Wednesday, February 13, 2008

Iraqi Parliament Passes Another Important Benchmark

(Via Captain's Quarters; Yahoo! News has the story.)

See for yourself:

Iraq's parliament on Wednesday passed three key pieces of legislation that set a date for provincial elections, allot $48 billion for 2008 spending, and provide limited amnesty to detainees in Iraqi custody.

The three measures were bundled together for one vote to satisfy the demands of minority Kurds who feared they might be double-crossed on their stand that the budget allot 17 percent to their semiautonomous regional government in the north.
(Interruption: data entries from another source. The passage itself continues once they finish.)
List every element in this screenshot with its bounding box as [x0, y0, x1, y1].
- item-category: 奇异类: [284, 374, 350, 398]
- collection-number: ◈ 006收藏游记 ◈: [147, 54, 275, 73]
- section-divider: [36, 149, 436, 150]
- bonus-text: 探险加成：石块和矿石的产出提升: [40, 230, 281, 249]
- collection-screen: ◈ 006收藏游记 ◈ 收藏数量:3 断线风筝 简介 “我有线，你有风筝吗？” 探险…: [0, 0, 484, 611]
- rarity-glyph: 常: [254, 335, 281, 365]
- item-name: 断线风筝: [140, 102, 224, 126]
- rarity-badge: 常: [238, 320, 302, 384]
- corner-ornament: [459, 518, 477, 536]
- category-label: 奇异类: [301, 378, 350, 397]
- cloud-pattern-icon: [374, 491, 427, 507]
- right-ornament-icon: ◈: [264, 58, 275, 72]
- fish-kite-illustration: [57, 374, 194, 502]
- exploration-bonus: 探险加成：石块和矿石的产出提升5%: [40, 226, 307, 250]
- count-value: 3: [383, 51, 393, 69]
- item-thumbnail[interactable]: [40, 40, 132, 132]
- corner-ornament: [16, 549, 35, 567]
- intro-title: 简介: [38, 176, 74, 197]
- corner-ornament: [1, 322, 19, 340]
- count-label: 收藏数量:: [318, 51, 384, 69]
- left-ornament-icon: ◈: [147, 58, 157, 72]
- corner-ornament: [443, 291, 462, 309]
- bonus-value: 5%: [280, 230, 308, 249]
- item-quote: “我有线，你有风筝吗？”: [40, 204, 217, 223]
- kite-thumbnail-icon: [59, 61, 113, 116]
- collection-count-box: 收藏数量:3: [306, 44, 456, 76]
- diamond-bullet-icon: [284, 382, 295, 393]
The vote came a day after the Sunni speaker of the fragmented parliament, Mahmoud al-Mashhadani, threatened to disband the legislature, saying it was so riddled with distrust it appeared unable to adopt legislation.

So, the second of eighteen benchmarks is away.

There are two points that strike me here. First, listen to the Iraqi lawmakers; they don't sound like feuding warlords, but like American lawmakers trying to represent their constituents, drawing lines, but coming to compromises that everyone can find acceptable. Even the Sadrist parliamentarians, a little more than ten percent of MPs, although they walked out for the debate for the Kurdish funding, came back for the second debate and the vote. No calls for blood and violence.

Second, when you consider the history of the region and the hatreds that exist between all three groups, this sort of progress is incredible. Two major benchmarks passed in a period of only a few months! And the progress is even more remarkable at the local level, as Sunni and Shi'a coexist peacefully--for the most part--as neighbors and even welcome back Christian refugees from earlier in the war by helping to rebuild and clean up their churches. Iraq is already a more tolerant nation than almost any surrounding it.

Yahoo! News puts as gloomy a spin on the story as it can, but this can only be seen as remarkable progress for the surge, our troops, and the President's plan to fight global jihadism.